Date It Happened: September 27, 2007

Matching Philosophies

Somewhere in Central Park

It's a lovely autumn afternoon — sunny with just a hint of crispness in the air. Kory is walking at a leisurely pace, with a positively immense dog trotting sedately at her side. The dog will lope forward now and then at a squirrel, or a blowing leaf, or a wrapper, then return to her. His behaviour is rather like that of a sweet but ebullient puppy. Restrained, though, because although Kory's no longer sporting the sling, she is still moving a bit like she's not completely over the hard knocks she took a short while back. She's gamely concentrating on keeping up with the dog and being prepared for his sudden lurches so as not to yoink her other shoulder out of the socket.
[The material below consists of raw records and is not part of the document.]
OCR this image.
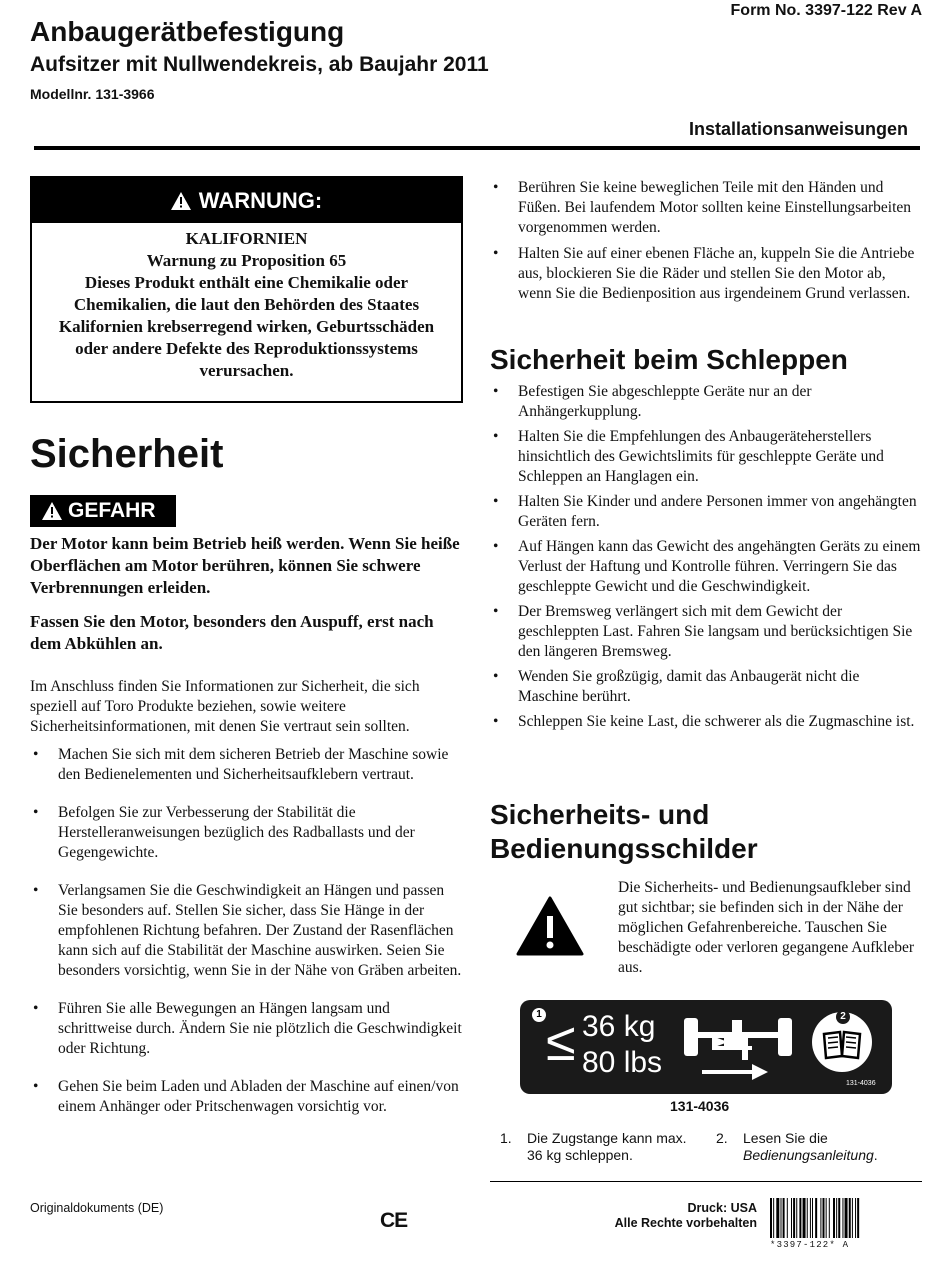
Form No. 3397-122 Rev A
Anbaugerätbefestigung
Aufsitzer mit Nullwendekreis, ab Baujahr 2011
Modellnr. 131-3966
Installationsanweisungen
WARNUNG:
KALIFORNIEN
Warnung zu Proposition 65
Dieses Produkt enthält eine Chemikalie oder Chemikalien, die laut den Behörden des Staates Kalifornien krebserregend wirken, Geburtsschäden oder andere Defekte des Reproduktionssystems verursachen.
Sicherheit
GEFAHR
Der Motor kann beim Betrieb heiß werden. Wenn Sie heiße Oberflächen am Motor berühren, können Sie schwere Verbrennungen erleiden.
Fassen Sie den Motor, besonders den Auspuff, erst nach dem Abkühlen an.
Im Anschluss finden Sie Informationen zur Sicherheit, die sich speziell auf Toro Produkte beziehen, sowie weitere Sicherheitsinformationen, mit denen Sie vertraut sein sollten.
• Machen Sie sich mit dem sicheren Betrieb der Maschine sowie den Bedienelementen und Sicherheitsaufklebern vertraut.
• Befolgen Sie zur Verbesserung der Stabilität die Herstelleranweisungen bezüglich des Radballasts und der Gegengewichte.
• Verlangsamen Sie die Geschwindigkeit an Hängen und passen Sie besonders auf. Stellen Sie sicher, dass Sie Hänge in der empfohlenen Richtung befahren. Der Zustand der Rasenflächen kann sich auf die Stabilität der Maschine auswirken. Seien Sie besonders vorsichtig, wenn Sie in der Nähe von Gräben arbeiten.
• Führen Sie alle Bewegungen an Hängen langsam und schrittweise durch. Ändern Sie nie plötzlich die Geschwindigkeit oder Richtung.
• Gehen Sie beim Laden und Abladen der Maschine auf einen/von einem Anhänger oder Pritschenwagen vorsichtig vor.
• Berühren Sie keine beweglichen Teile mit den Händen und Füßen. Bei laufendem Motor sollten keine Einstellungsarbeiten vorgenommen werden.
• Halten Sie auf einer ebenen Fläche an, kuppeln Sie die Antriebe aus, blockieren Sie die Räder und stellen Sie den Motor ab, wenn Sie die Bedienposition aus irgendeinem Grund verlassen.
Sicherheit beim Schleppen
• Befestigen Sie abgeschleppte Geräte nur an der Anhängerkupplung.
• Halten Sie die Empfehlungen des Anbaugeräteherstellers hinsichtlich des Gewichtslimits für geschleppte Geräte und Schleppen an Hanglagen ein.
• Halten Sie Kinder und andere Personen immer von angehängten Geräten fern.
• Auf Hängen kann das Gewicht des angehängten Geräts zu einem Verlust der Haftung und Kontrolle führen. Verringern Sie das geschleppte Gewicht und die Geschwindigkeit.
• Der Bremsweg verlängert sich mit dem Gewicht der geschleppten Last. Fahren Sie langsam und berücksichtigen Sie den längeren Bremsweg.
• Wenden Sie großzügig, damit das Anbaugerät nicht die Maschine berührt.
• Schleppen Sie keine Last, die schwerer als die Zugmaschine ist.
Sicherheits- und Bedienungsschilder
Die Sicherheits- und Bedienungsaufkleber sind gut sichtbar; sie befinden sich in der Nähe der möglichen Gefahrenbereiche. Tauschen Sie beschädigte oder verloren gegangene Aufkleber aus.
1 ≤ 36 kg
80 lbs
2
131-4036
131-4036
1. Die Zugstange kann max. 36 kg schleppen.
2. Lesen Sie die
Bedienungsanleitung.
Originaldokuments (DE)
CE
Druck: USA
Alle Rechte vorbehalten
*3397-122* A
Heading the other way is Randall, sans pet, instead out for a spot of amateur photography. It's a good place for it - no lack of varied material here - a flock of pigeons scatters at his approach, though surely the action shot will only come out as a blur if he insists on using a low-quality camera phone like that one. There's a chunk of transparent plastic duct-taped in front of the lens, as if that's going to help matters any.

OMG PIGEONS! The dog is immediately delighted into barking excitement as he goes to chase the birds. There is surprisingly deep-voiced barking, and Kory's higher voice going, "No! Ickle Ronniekins, don't chase the—OW!" She has reached around a lamppost with her bad arm and one leg to arrest the dog's progress. He reaches the end of his lead, and then looks back at her mournfully.

Hearing that last noise before he sees any of it, Randall snaps the phone closed and looks around quickly, then walks forward to place himself between the Weasley and the flock. "Are you all ri— well, no, of course you aren't. Let me get that for you?" Edging around one side, he reaches as if to take the lead, allowing enough time for a warning. In case, say, Ron makes a habit of taking off at a dead run when confronted by strangers.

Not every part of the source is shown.